Jan van der Marck | |
Birth Date: | 19 August 1929 |
Birth Place: | Roermond, Limburg, Netherlands |
Death Place: | Huntington Woods, Michigan, US |
Alma Mater: | Radboud University Nijmegen |
Jan van der Marck (19 August 192926 April 2010) was a Dutch-born American museum administrator, art historian, and curator, focused on modern and contemporary art.[1] Van der Marck authored and published many essays, articles and books about artists and art.[2]
He worked in various museum roles at the Walker Art Center (1962–1967), Museum of Contemporary Art, Chicago (1967–?), the University of Washington, the Hopkins Center Art Galleries at Dartmouth College (1974–1980), the Center for the Fine Arts in Miami (1980–1986), and the Detroit Institute of Arts (1986–1995).
He was born in Roermond, Netherlands, on August 19, 1929, to a family in the printing and publishing businesses. He attended Radboud University Nijmegen and received his Doctor of Philosophy in 1956, and his thesis was on 19th-century Belgian book illustration.[3]
Van der Marck arrived in the United States in 1957, after receiving a grant from the Rockefeller Foundation to study museums and was able to learn from Meyer Schapiro at Columbia University. His first museum job was in 1963 at the Walker Art Center, where he hosted exhibitions of Arman and Lucio Fontana.[4]

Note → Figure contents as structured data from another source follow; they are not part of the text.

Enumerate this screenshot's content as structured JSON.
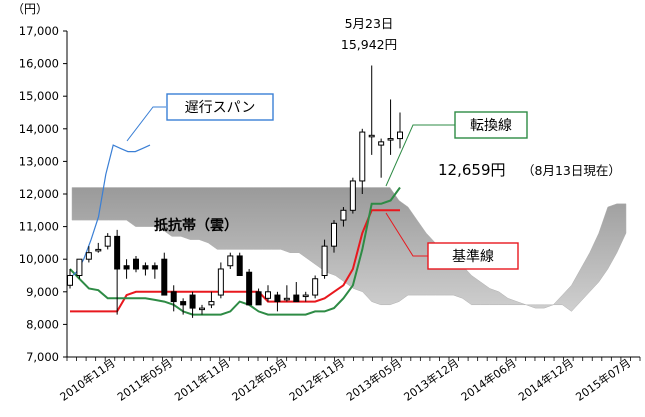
{
  "chart_data": {
    "type": "candlestick-ichimoku",
    "unit_label": "（円）",
    "y_ticks": [
      "17,000",
      "16,000",
      "15,000",
      "14,000",
      "13,000",
      "12,000",
      "11,000",
      "10,000",
      "9,000",
      "8,000",
      "7,000"
    ],
    "ylim": [
      7000,
      17000
    ],
    "x_ticks": [
      "2010年11月",
      "2011年05月",
      "2011年11月",
      "2012年05月",
      "2012年11月",
      "2013年05月",
      "2013年12月",
      "2014年06月",
      "2014年12月",
      "2015年07月"
    ],
    "candles": [
      {
        "o": 9200,
        "h": 9700,
        "l": 9100,
        "c": 9500
      },
      {
        "o": 9500,
        "h": 10000,
        "l": 9400,
        "c": 10000
      },
      {
        "o": 10000,
        "h": 10400,
        "l": 9900,
        "c": 10200
      },
      {
        "o": 10300,
        "h": 10500,
        "l": 10200,
        "c": 10300
      },
      {
        "o": 10400,
        "h": 10800,
        "l": 10300,
        "c": 10700
      },
      {
        "o": 10700,
        "h": 10900,
        "l": 8300,
        "c": 9700
      },
      {
        "o": 9800,
        "h": 10000,
        "l": 9400,
        "c": 9700
      },
      {
        "o": 10000,
        "h": 10100,
        "l": 9600,
        "c": 9700
      },
      {
        "o": 9800,
        "h": 9900,
        "l": 9500,
        "c": 9700
      },
      {
        "o": 9800,
        "h": 9900,
        "l": 9400,
        "c": 9700
      },
      {
        "o": 10000,
        "h": 10200,
        "l": 8900,
        "c": 8900
      },
      {
        "o": 9000,
        "h": 9200,
        "l": 8400,
        "c": 8700
      },
      {
        "o": 8700,
        "h": 8800,
        "l": 8300,
        "c": 8600
      },
      {
        "o": 8900,
        "h": 9000,
        "l": 8200,
        "c": 8500
      },
      {
        "o": 8500,
        "h": 8600,
        "l": 8300,
        "c": 8500
      },
      {
        "o": 8600,
        "h": 9000,
        "l": 8500,
        "c": 8700
      },
      {
        "o": 8900,
        "h": 9900,
        "l": 8800,
        "c": 9700
      },
      {
        "o": 9800,
        "h": 10200,
        "l": 9700,
        "c": 10100
      },
      {
        "o": 10100,
        "h": 10200,
        "l": 9600,
        "c": 9500
      },
      {
        "o": 9600,
        "h": 9700,
        "l": 8700,
        "c": 8600
      },
      {
        "o": 9000,
        "h": 9100,
        "l": 8600,
        "c": 8600
      },
      {
        "o": 8800,
        "h": 9200,
        "l": 8700,
        "c": 9000
      },
      {
        "o": 8900,
        "h": 9000,
        "l": 8400,
        "c": 8700
      },
      {
        "o": 8800,
        "h": 9200,
        "l": 8700,
        "c": 8800
      },
      {
        "o": 8900,
        "h": 9300,
        "l": 8700,
        "c": 8700
      },
      {
        "o": 8900,
        "h": 9000,
        "l": 8700,
        "c": 8900
      },
      {
        "o": 8900,
        "h": 9500,
        "l": 8800,
        "c": 9400
      },
      {
        "o": 9500,
        "h": 10600,
        "l": 9400,
        "c": 10400
      },
      {
        "o": 10400,
        "h": 11200,
        "l": 10200,
        "c": 11100
      },
      {
        "o": 11200,
        "h": 11600,
        "l": 11000,
        "c": 11500
      },
      {
        "o": 11500,
        "h": 12500,
        "l": 11400,
        "c": 12400
      },
      {
        "o": 12400,
        "h": 14000,
        "l": 12000,
        "c": 13900
      },
      {
        "o": 13800,
        "h": 15942,
        "l": 13200,
        "c": 13800
      },
      {
        "o": 13500,
        "h": 13700,
        "l": 12500,
        "c": 13600
      },
      {
        "o": 13700,
        "h": 14900,
        "l": 13200,
        "c": 13700
      },
      {
        "o": 13700,
        "h": 14500,
        "l": 13400,
        "c": 13900
      }
    ],
    "tenkan": [
      9700,
      9400,
      9100,
      9050,
      8800,
      8800,
      8800,
      8800,
      8800,
      8750,
      8700,
      8600,
      8400,
      8300,
      8300,
      8300,
      8300,
      8400,
      8700,
      8600,
      8400,
      8300,
      8300,
      8300,
      8300,
      8300,
      8400,
      8400,
      8500,
      8800,
      9200,
      10300,
      11700,
      11700,
      11800,
      12200
    ],
    "kijun": [
      8400,
      8400,
      8400,
      8400,
      8400,
      8400,
      8900,
      9000,
      9000,
      9000,
      9000,
      9000,
      9000,
      9000,
      9000,
      9000,
      9000,
      9000,
      9000,
      9000,
      9000,
      8700,
      8700,
      8700,
      8700,
      8700,
      8700,
      8800,
      9000,
      9200,
      9700,
      10800,
      11500,
      11500,
      11500,
      11500
    ],
    "chikou": [
      9400,
      9600,
      10000,
      10600,
      11300,
      12600,
      13500,
      13400,
      13300,
      13300,
      13400,
      13500
    ],
    "senkou_a": [
      12200,
      12200,
      12200,
      12200,
      12200,
      12200,
      12200,
      12200,
      12200,
      12200,
      12200,
      12200,
      12200,
      12200,
      12200,
      12200,
      12200,
      12200,
      12200,
      12200,
      12200,
      12200,
      12200,
      12200,
      12200,
      12200,
      12200,
      12200,
      12200,
      12200,
      12200,
      12200,
      12200,
      12200,
      12200,
      12200,
      11800,
      11600,
      11200,
      10800,
      10500,
      10200,
      10000,
      9800,
      9500,
      9300,
      9100,
      9000,
      8800,
      8700,
      8600,
      8500,
      8500,
      8600,
      8900,
      9200,
      9700,
      10200,
      10800,
      11600,
      11700,
      11700
    ],
    "senkou_b": [
      11200,
      11200,
      11200,
      11200,
      11200,
      11200,
      11200,
      11000,
      11000,
      11000,
      10900,
      10700,
      10700,
      10600,
      10600,
      10500,
      10300,
      10300,
      10300,
      10300,
      10300,
      10300,
      10300,
      10300,
      10200,
      10200,
      10000,
      9800,
      9600,
      9500,
      9300,
      9100,
      9000,
      8700,
      8600,
      8600,
      8700,
      8900,
      8900,
      8900,
      8900,
      8900,
      8900,
      8800,
      8600,
      8600,
      8600,
      8600,
      8600,
      8600,
      8600,
      8600,
      8600,
      8600,
      8600,
      8400,
      8700,
      9000,
      9300,
      9700,
      10200,
      10800
    ],
    "annotations": {
      "peak_date": "5月23日",
      "peak_value": "15,942円",
      "current_value": "12,659円",
      "current_date": "（8月13日現在）",
      "cloud_label": "抵抗帯（雲）",
      "chikou_label": "遅行スパン",
      "tenkan_label": "転換線",
      "kijun_label": "基準線"
    },
    "colors": {
      "cloud": "#a6a6a6",
      "chikou": "#3a7fd5",
      "tenkan": "#2e8b45",
      "kijun": "#e8181e",
      "candle_up": "#ffffff",
      "candle_down": "#000000"
    }
  }
}
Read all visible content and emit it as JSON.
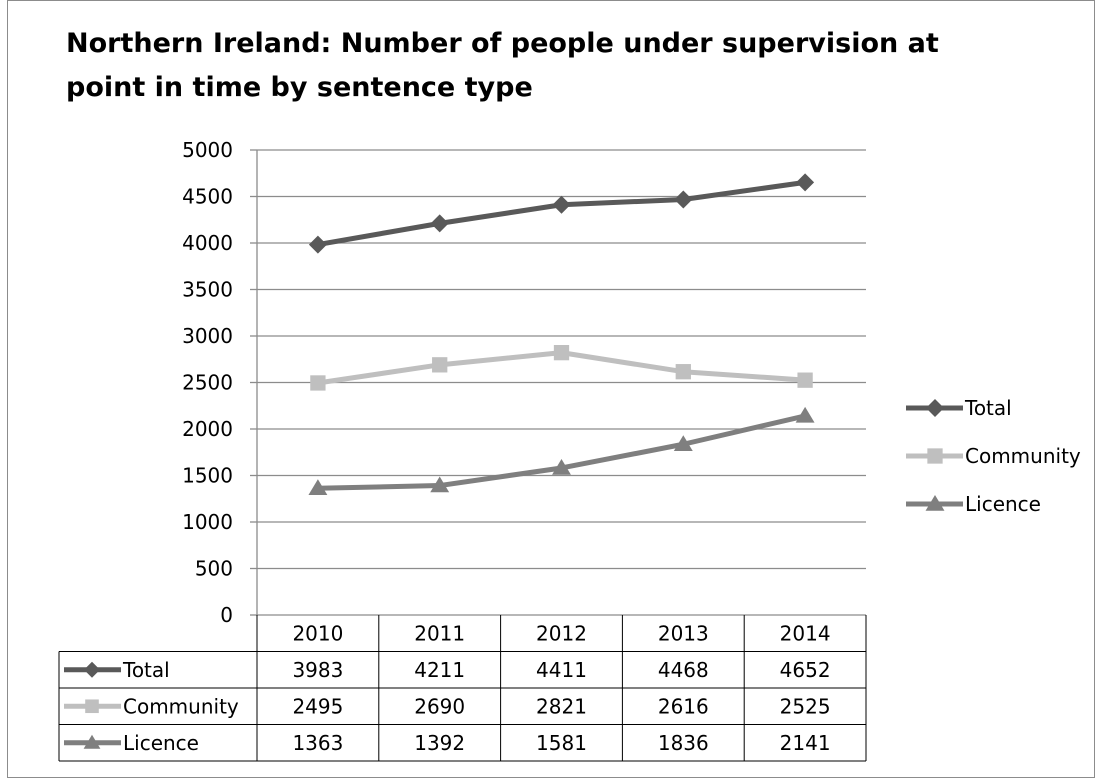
{
  "chart_data": {
    "type": "line",
    "title_lines": [
      "Northern Ireland: Number of people under supervision at",
      "point in time by sentence type"
    ],
    "categories": [
      "2010",
      "2011",
      "2012",
      "2013",
      "2014"
    ],
    "ylim": [
      0,
      5000
    ],
    "yticks": [
      0,
      500,
      1000,
      1500,
      2000,
      2500,
      3000,
      3500,
      4000,
      4500,
      5000
    ],
    "grid": "horizontal",
    "legend_position": "right",
    "data_table": true,
    "series": [
      {
        "name": "Total",
        "marker": "diamond",
        "color": "#595959",
        "values": [
          3983,
          4211,
          4411,
          4468,
          4652
        ]
      },
      {
        "name": "Community",
        "marker": "square",
        "color": "#bfbfbf",
        "values": [
          2495,
          2690,
          2821,
          2616,
          2525
        ]
      },
      {
        "name": "Licence",
        "marker": "triangle",
        "color": "#7f7f7f",
        "values": [
          1363,
          1392,
          1581,
          1836,
          2141
        ]
      }
    ]
  }
}
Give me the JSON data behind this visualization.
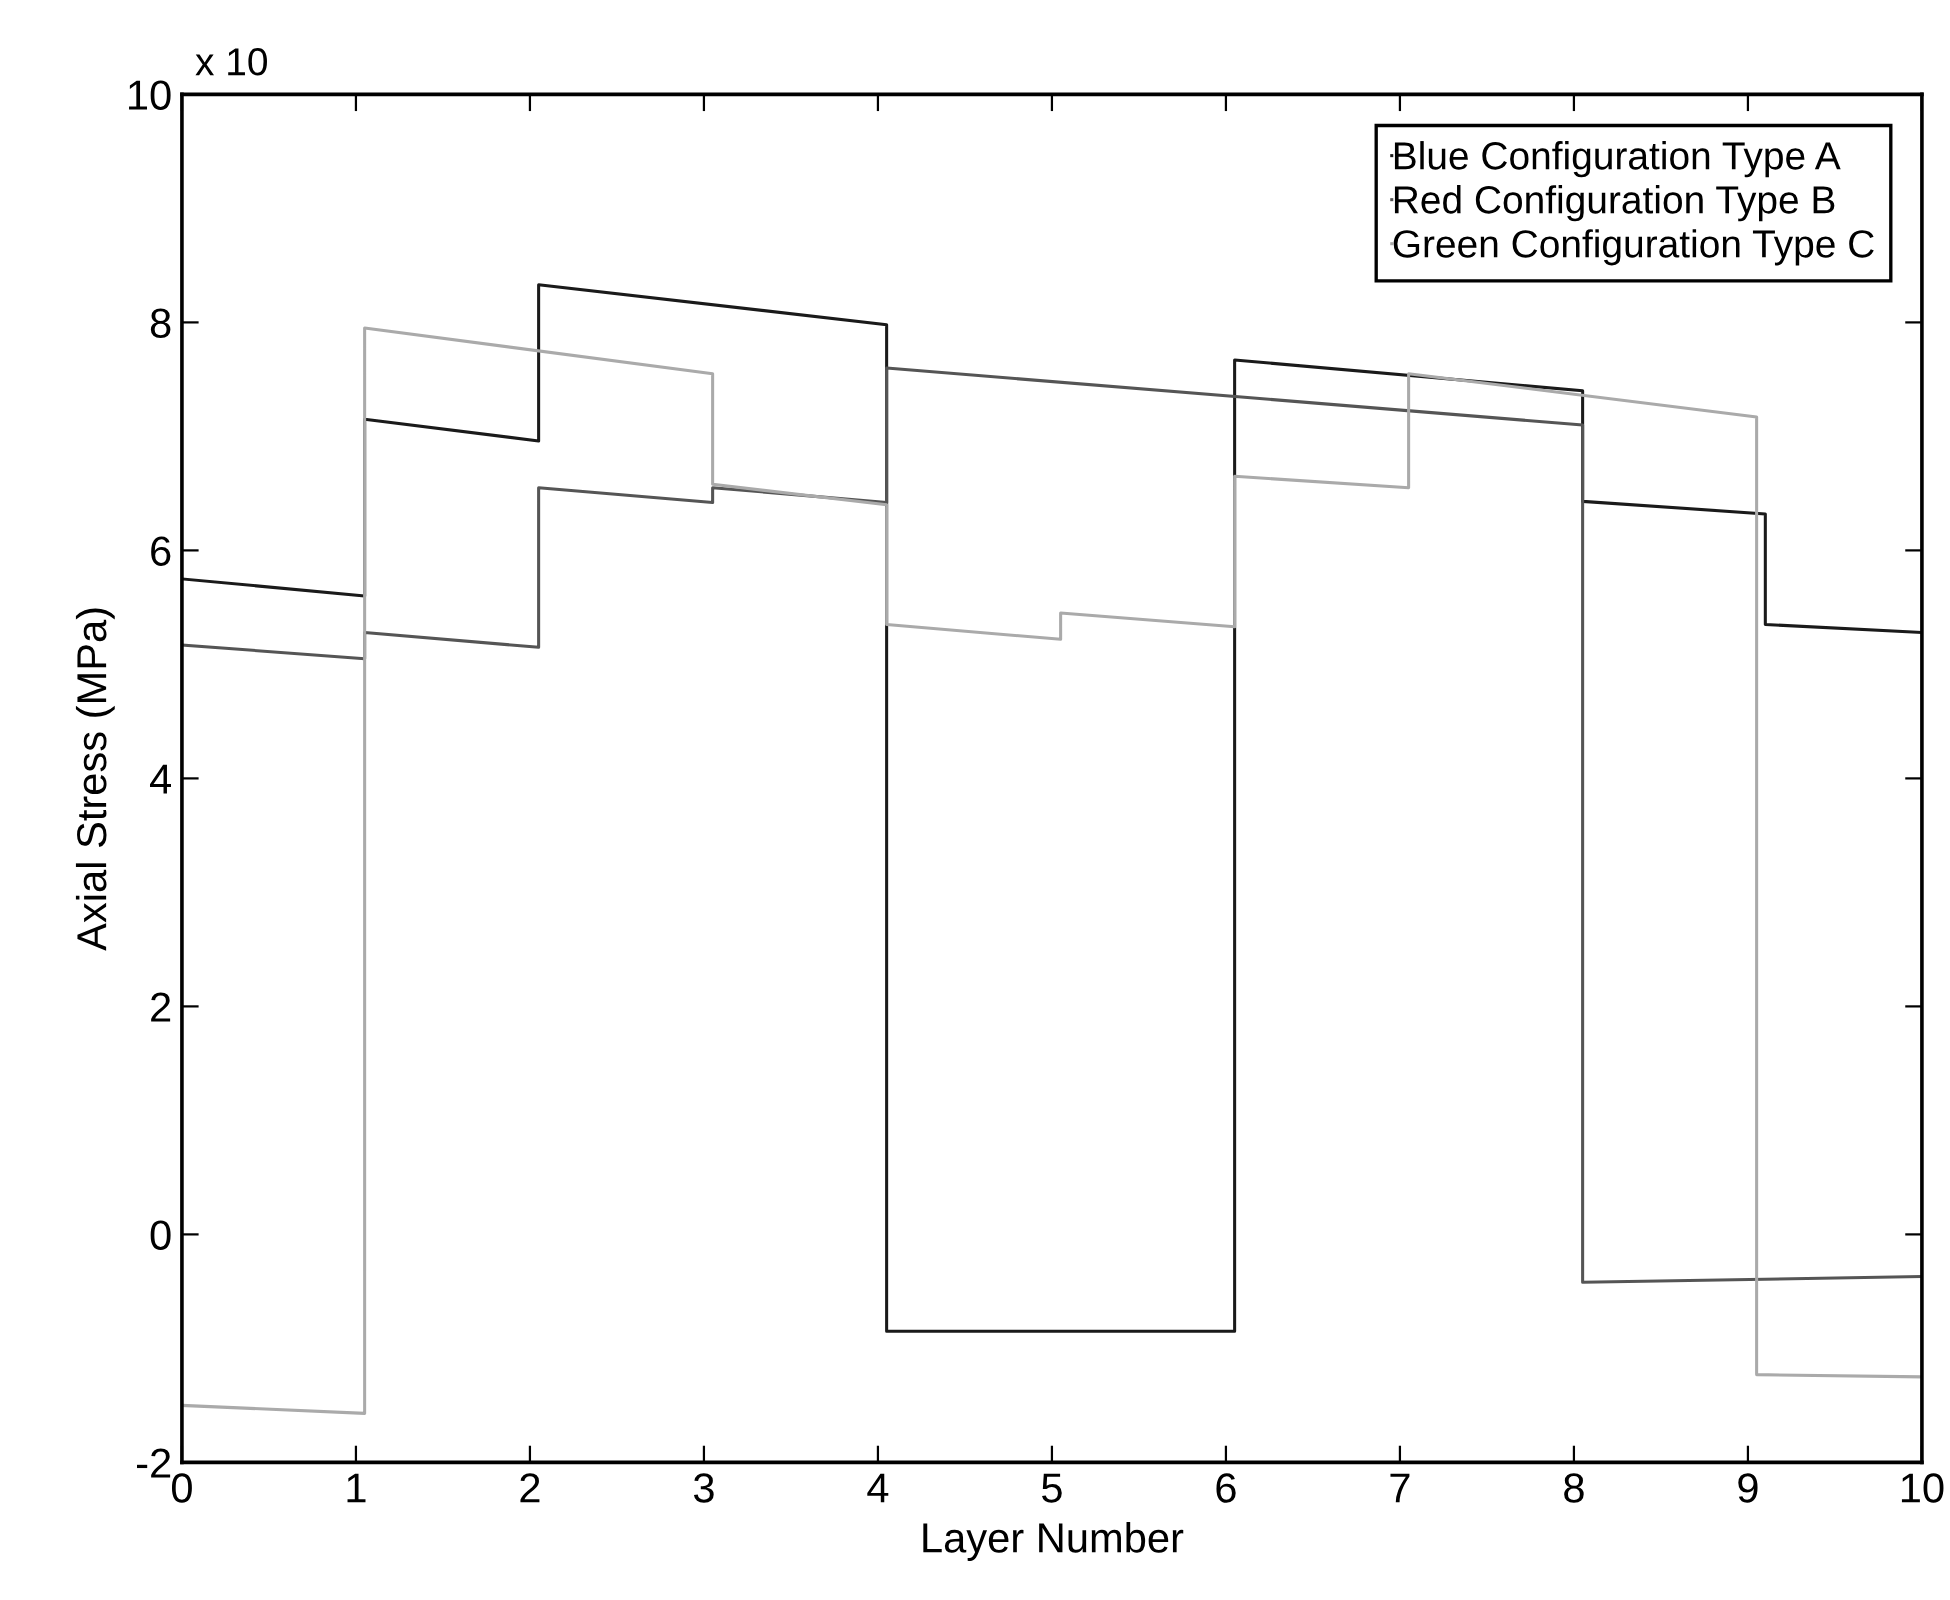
{
  "chart_data": {
    "type": "line",
    "xlabel": "Layer Number",
    "ylabel": "Axial Stress (MPa)",
    "annotations": [
      "x 10"
    ],
    "xlim": [
      0,
      10
    ],
    "xticks": [
      0,
      1,
      2,
      3,
      4,
      5,
      6,
      7,
      8,
      9,
      10
    ],
    "ylim": [
      -2,
      10
    ],
    "yticks": [
      -2,
      0,
      2,
      4,
      6,
      8,
      10
    ],
    "grid": false,
    "legend": "top right",
    "marker": "none",
    "line_style": "solid",
    "series": [
      {
        "name": "Blue Configuration Type A",
        "color": "#1a1a1a",
        "x": [
          0,
          1.05,
          1.05,
          2.05,
          2.05,
          4.05,
          4.05,
          6.05,
          6.05,
          8.05,
          8.05,
          9.1,
          9.1,
          10
        ],
        "values": [
          5.75,
          5.6,
          7.15,
          6.96,
          8.33,
          7.98,
          -0.85,
          -0.85,
          7.67,
          7.4,
          6.43,
          6.32,
          5.35,
          5.28
        ]
      },
      {
        "name": "Red Configuration Type B",
        "color": "#555555",
        "x": [
          0,
          1.05,
          1.05,
          2.05,
          2.05,
          3.05,
          3.05,
          4.05,
          4.05,
          8.05,
          8.05,
          10
        ],
        "values": [
          5.17,
          5.05,
          5.28,
          5.15,
          6.55,
          6.42,
          6.55,
          6.42,
          7.6,
          7.1,
          -0.42,
          -0.37
        ]
      },
      {
        "name": "Green Configuration Type C",
        "color": "#aaaaaa",
        "x": [
          0,
          1.05,
          1.05,
          3.05,
          3.05,
          4.05,
          4.05,
          5.05,
          5.05,
          6.05,
          6.05,
          7.05,
          7.05,
          9.05,
          9.05,
          10
        ],
        "values": [
          -1.5,
          -1.57,
          7.95,
          7.55,
          6.58,
          6.4,
          5.35,
          5.22,
          5.45,
          5.33,
          6.65,
          6.55,
          7.55,
          7.17,
          -1.23,
          -1.25
        ]
      }
    ]
  }
}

He was the founding director of Museum of Contemporary Art, Chicago in 1967,[5] where he hosted Dan Flavin's first major museum exhibition.[6] In 1969, van der Marck hosted the exhibition Art by Telephone, where artists would call in the instructions on how to build and display their artwork.[7] While he was in Chicago, van der Marck invited two unknown artists at the time, Christo and Jeanne-Claude to wrap the museum building in canvas.[8] After the wrapping of the building in canvas, he resigned from his position.
In 1974, he joined the Hood Museum of Art (previously called Hopkins Center Art Galleries) as the director and he taught courses at Dartmouth College.[9] He caused a controversy by placing an oversized sculpture X-Delta by Mark di Suvero in the middle of a highly trafficked part of campus.
In 1983, at the Pérez Art Museum Miami (previously called Center for the Fine Arts in Miami) van der Marck invited Christo and Jeanne-Claude to wrap 11 islands in Biscayne Bay in pink fabric, later named Surrounded Islands.[10] Van der Marck also worked with Christo and Jeanne-Claude on the work Running Fence in 1976.
Van der Marck was the chief curator at the Detroit Institute of Arts (DIA) from 1986 until 1995. In 1995, van der Marck was fired from his role due to a residency violation, he was required to live in Detroit and he was spending significant time in Huntington Woods instead.[11]
He died of cancer on April 26, 2010, in Huntington Woods, Michigan, at the age of 80.[12]
He married Ingeborg Lachmann in 1961; she died in 1988. His second wife was Sheila van der Marck, née Stamell.